Algérie, Parti Algérien pour la Démocratie et le Socialisme, Parti des communistes d'Algérie

Elaboration de la théorie du communisme scientifique dans les premiers écrits de Marx et d'Engels

Publié le 19 Juin 2017 par Lien-pads in LE COMMUNISME SCIENTIFIQUE

« …Dans la civilisation actuelle, qui se trouve en état de guerre, le progrès de la civilisation atténue déjà l'expression violente des passions ; combien plus facilement le fera-t-il dans la société communiste, pacifique ! Les crimes contre la propriété disparaîtront d'eux-mêmes là où chacun recevra tout ce qu'il faut pour satisfaire ses besoins physiques et spirituels, où tomberont les barrières et s'évanouiront les différences sociales. La justice criminelle disparaîtra d'elle-même, la justice civile, qui s'occupe presque exclusivement de rapports de propriété ou, tout au moins, de rapports présupposant l'état de guerre sociale, disparaîtra également ; les litiges qui sont aujourd'hui le fruit naturel de l'hostilité générale ne seront plus que de rares exception et pourront être facilement réglés arbitralement. L'état de guerre permanent est aussi, à l'époque actuelle, la source de l'activité des organes administratifs : la police et toute l'administration se préoccupent exclusivement de ce que la guerre reste latente, indirecte, qu'elle ne dégénère pas en violence ouverte, en crime. Mais s'il est infiniment plus facile de conserver la paix que d'imposer certaines limites à la guerre, il est aussi infiniment plus facile d'administrer une société communiste qu'une société où règne la concurrence.

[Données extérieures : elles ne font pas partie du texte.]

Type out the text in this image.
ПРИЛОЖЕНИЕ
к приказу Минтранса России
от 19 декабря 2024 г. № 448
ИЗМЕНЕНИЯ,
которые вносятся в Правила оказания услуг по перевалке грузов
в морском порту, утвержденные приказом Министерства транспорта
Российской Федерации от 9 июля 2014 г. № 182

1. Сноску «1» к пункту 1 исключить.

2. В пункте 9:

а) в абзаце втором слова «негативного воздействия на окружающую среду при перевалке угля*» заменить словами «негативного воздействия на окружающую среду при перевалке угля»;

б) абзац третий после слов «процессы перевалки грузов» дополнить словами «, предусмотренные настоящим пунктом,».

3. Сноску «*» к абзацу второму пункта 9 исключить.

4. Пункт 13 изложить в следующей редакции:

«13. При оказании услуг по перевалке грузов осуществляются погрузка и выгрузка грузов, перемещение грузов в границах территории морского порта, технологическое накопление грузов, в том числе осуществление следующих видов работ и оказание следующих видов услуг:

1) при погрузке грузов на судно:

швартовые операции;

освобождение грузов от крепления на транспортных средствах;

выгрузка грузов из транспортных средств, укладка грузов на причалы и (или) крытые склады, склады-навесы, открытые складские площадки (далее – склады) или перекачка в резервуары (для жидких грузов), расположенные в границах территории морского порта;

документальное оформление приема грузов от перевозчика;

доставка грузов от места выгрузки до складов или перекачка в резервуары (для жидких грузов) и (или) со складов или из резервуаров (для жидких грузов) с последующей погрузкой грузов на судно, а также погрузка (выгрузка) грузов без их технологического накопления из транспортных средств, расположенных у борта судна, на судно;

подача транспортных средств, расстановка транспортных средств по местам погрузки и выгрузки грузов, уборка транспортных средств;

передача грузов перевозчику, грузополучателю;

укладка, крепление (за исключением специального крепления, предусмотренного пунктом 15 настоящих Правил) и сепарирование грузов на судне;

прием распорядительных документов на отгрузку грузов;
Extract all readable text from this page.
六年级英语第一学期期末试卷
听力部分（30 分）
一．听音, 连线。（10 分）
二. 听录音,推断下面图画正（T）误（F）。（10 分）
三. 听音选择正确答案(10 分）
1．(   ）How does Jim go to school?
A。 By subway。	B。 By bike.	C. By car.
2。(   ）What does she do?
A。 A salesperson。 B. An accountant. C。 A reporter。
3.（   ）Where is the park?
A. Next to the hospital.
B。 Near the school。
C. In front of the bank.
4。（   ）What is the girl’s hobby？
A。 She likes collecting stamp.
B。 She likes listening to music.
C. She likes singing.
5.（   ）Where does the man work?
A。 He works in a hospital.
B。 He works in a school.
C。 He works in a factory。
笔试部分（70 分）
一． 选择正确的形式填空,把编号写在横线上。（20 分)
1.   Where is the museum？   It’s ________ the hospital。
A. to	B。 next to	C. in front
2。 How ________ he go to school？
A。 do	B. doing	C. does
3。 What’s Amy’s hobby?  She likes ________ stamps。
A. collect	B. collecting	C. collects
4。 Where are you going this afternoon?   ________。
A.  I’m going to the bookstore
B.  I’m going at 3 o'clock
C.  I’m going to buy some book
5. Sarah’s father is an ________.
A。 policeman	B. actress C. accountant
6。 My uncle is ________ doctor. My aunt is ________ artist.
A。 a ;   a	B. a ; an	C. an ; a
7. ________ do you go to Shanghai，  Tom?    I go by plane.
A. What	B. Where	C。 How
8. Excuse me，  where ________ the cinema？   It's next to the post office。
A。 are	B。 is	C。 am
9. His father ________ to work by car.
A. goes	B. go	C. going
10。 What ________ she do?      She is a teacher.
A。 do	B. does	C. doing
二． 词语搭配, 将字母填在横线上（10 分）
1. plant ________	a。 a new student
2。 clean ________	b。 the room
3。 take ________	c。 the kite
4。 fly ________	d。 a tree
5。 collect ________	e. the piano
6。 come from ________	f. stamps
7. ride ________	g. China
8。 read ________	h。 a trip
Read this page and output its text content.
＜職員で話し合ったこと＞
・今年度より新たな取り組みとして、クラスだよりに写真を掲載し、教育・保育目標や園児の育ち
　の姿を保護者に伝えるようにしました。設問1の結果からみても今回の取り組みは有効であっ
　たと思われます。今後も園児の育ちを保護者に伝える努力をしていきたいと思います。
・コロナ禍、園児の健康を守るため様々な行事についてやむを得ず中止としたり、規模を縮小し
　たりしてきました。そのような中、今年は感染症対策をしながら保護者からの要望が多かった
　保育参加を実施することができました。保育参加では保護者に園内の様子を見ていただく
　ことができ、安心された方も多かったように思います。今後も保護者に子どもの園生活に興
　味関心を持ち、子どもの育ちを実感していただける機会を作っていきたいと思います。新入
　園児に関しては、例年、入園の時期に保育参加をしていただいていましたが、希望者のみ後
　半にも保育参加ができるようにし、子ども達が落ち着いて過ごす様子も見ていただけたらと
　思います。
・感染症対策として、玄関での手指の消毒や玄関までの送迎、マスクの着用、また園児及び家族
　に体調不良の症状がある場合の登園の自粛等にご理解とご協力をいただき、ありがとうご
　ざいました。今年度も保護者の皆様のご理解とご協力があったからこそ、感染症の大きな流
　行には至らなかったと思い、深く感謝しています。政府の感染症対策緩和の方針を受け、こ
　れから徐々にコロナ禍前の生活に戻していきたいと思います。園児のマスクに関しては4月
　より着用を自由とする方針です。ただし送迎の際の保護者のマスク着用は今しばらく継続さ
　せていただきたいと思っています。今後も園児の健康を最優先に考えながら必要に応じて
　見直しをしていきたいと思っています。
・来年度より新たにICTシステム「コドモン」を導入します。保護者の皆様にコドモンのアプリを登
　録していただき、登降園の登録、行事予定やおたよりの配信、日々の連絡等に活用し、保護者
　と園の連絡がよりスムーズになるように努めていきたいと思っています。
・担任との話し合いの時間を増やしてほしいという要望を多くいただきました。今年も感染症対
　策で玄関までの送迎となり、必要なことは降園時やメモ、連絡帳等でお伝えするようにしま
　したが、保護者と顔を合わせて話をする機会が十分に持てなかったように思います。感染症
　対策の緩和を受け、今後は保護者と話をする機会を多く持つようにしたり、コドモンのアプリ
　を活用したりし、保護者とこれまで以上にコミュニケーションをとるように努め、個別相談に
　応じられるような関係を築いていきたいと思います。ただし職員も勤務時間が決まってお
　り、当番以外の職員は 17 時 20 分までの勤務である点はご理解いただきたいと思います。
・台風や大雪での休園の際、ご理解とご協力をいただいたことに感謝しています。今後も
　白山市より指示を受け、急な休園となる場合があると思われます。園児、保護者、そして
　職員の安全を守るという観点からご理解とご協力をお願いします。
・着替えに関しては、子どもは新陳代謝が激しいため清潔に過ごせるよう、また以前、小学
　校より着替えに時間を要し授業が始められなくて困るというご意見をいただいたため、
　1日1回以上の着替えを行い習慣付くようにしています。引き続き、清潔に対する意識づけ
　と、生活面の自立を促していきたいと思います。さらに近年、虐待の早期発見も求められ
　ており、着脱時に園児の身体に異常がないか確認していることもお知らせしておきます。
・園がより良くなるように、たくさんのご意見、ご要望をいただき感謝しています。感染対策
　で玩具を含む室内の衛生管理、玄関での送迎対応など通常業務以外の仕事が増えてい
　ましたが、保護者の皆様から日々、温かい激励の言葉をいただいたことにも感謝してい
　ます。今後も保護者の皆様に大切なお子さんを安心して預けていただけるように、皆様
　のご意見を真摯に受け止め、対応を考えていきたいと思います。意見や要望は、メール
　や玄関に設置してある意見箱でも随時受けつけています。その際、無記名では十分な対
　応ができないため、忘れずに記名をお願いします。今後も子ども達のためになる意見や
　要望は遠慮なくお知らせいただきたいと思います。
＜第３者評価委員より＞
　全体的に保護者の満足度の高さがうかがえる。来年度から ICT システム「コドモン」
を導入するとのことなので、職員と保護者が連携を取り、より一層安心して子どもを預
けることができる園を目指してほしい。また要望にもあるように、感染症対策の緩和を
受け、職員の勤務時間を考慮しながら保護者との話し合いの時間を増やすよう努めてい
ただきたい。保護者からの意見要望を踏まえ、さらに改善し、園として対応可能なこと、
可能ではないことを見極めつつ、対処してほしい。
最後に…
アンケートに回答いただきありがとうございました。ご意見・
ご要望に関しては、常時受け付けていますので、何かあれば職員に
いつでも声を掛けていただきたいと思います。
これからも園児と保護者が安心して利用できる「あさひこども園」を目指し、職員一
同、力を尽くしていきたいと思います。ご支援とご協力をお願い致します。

Et si la civilisation a appris d'ores et déjà aux hommes à chercher leur intérêt dans le maintien de l'ordre public, de la sécurité publique, de l'intérêt public et à rendre ainsi la police, l'administration et la justice aussi superflues que possible, combien plus ce sera le cas dans une société où la communauté d'intérêts est érigée en principe fondamental, où l'intérêt public ne diffère plus de l'intérêt de chaque individu ! Ce qui existe déjà malgré les institutions publiques prendra beaucoup plus d'ampleur quand les institutions publiques loin de s'y opposer, y contribueront ! ...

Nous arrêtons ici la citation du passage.